🤖 AI Summary
To address challenges in visual place recognition (VPR)—including occlusion, day–night, and seasonal variations—this paper proposes a zero-shot method that leverages pre-trained Vision Transformers (e.g., DINOv2) without fine-tuning. The method introduces three key innovations: (1) a novel zero-shot re-ranking mechanism based on self-attention layer features to enhance matching discriminability; (2) single-stage cross-layer pooling to generate ultra-compact 128-dimensional global descriptors; and (3) fusion of local base features with global descriptors to improve robustness and cross-domain generalization. Evaluated on standard VPR benchmarks, the approach significantly outperforms existing zero-shot methods and achieves performance on par with state-of-the-art supervised approaches.
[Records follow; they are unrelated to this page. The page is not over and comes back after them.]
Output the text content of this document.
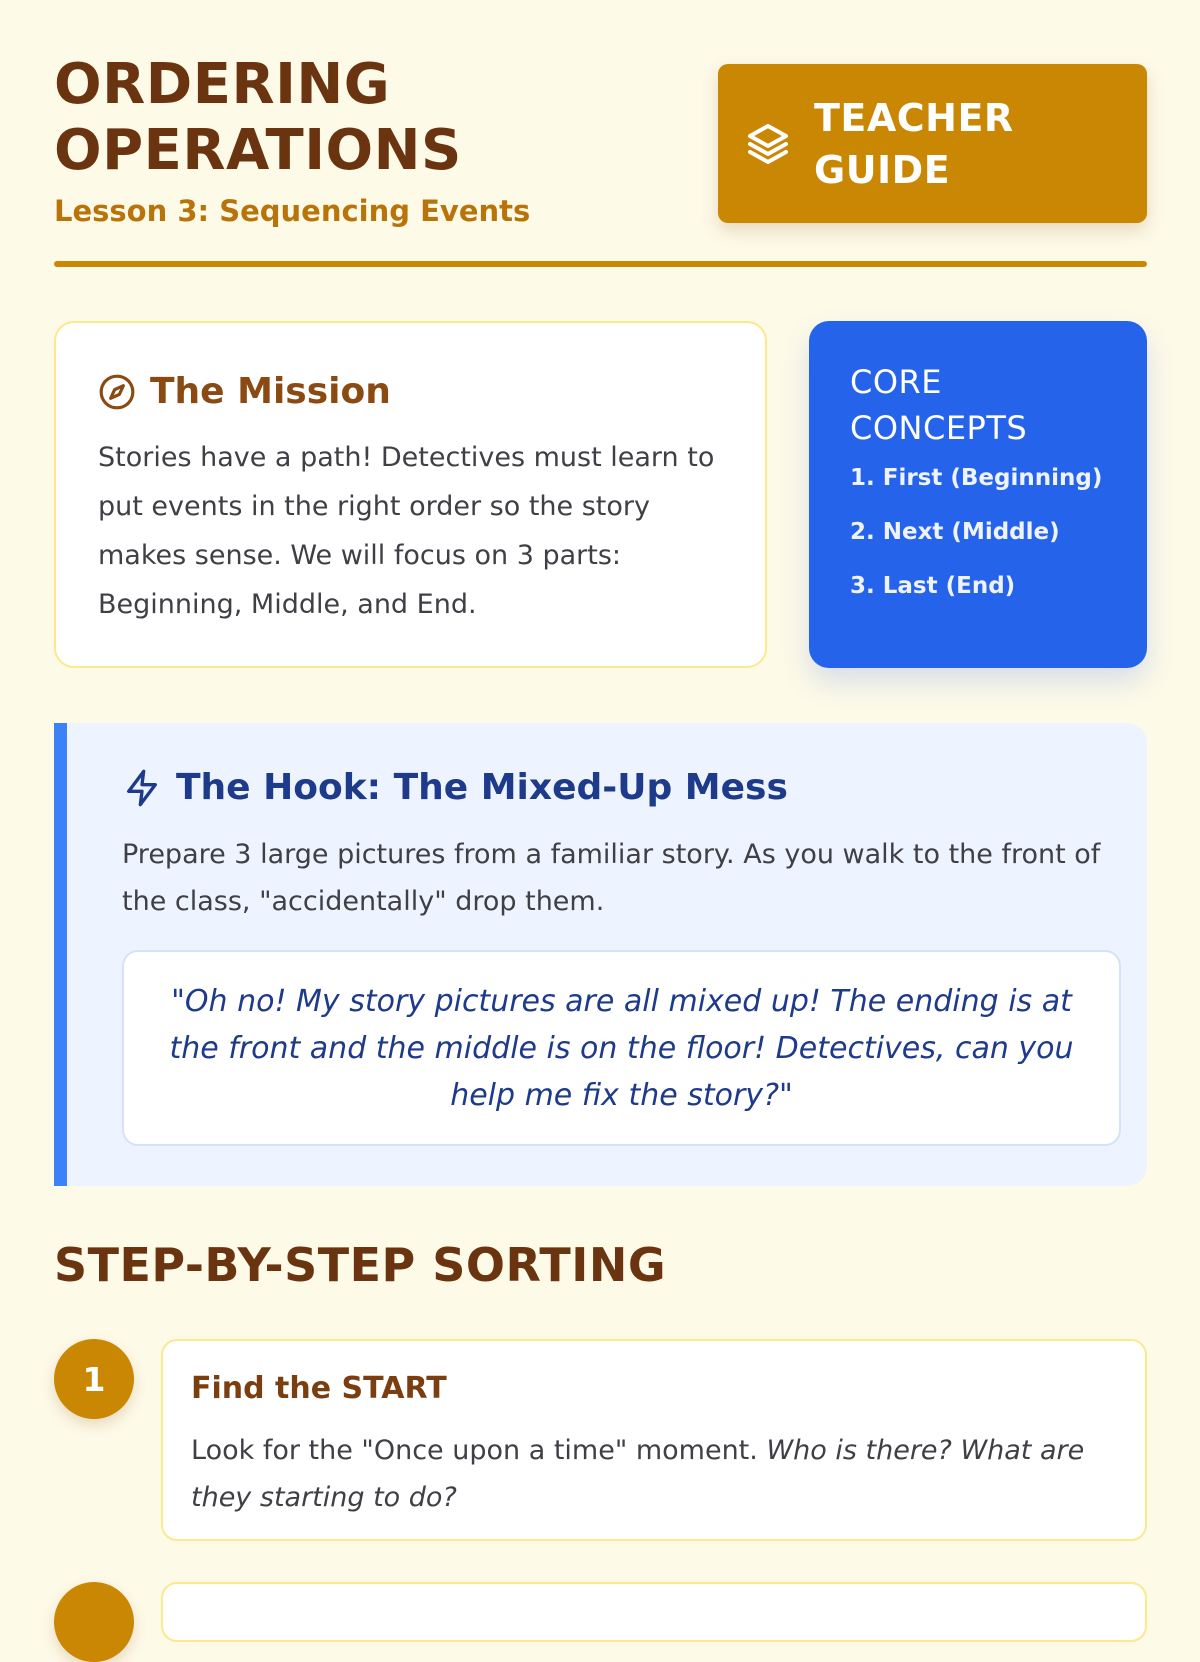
ORDERING
OPERATIONS
Lesson 3: Sequencing Events
TEACHER
GUIDE
The Mission
Stories have a path! Detectives must learn to put events in the right order so the story makes sense. We will focus on 3 parts: Beginning, Middle, and End.
CORE
CONCEPTS
1. First (Beginning)
2. Next (Middle)
3. Last (End)
The Hook: The Mixed-Up Mess
Prepare 3 large pictures from a familiar story. As you walk to the front of the class, "accidentally" drop them.
"Oh no! My story pictures are all mixed up! The ending is at the front and the middle is on the floor! Detectives, can you help me fix the story?"
STEP-BY-STEP SORTING
1	Find the START
Look for the "Once upon a time" moment. Who is there? What are they starting to do?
This demonstrates an effective pathway to unlock the inherent structural potential of frozen ViT models for VPR, without requiring task-specific adaptation.
📝 Abstract
The task of Visual Place Recognition (VPR) is to predict the location of a query image from a database of geo-tagged images. Recent studies in VPR have highlighted the significant advantage of employing pre-trained foundation models like DINOv2 for the VPR task. However, these models are often deemed inadequate for VPR without further fine-tuning on VPR-specific data. In this paper, we present an effective approach to harness the potential of a foundation model for VPR. We show that features extracted from self-attention layers can act as a powerful re-ranker for VPR, even in a zero-shot setting. Our method not only outperforms previous zero-shot approaches but also introduces results competitive with several supervised methods. We then show that a single-stage approach utilizing internal ViT layers for pooling can produce global features that achieve state-of-the-art performance, with impressive feature compactness down to 128D. Moreover, integrating our local foundation features for re-ranking further widens this performance gap. Our method also demonstrates exceptional robustness and generalization, setting new state-of-the-art performance, while handling challenging conditions such as occlusion, day-night transitions, and seasonal variations.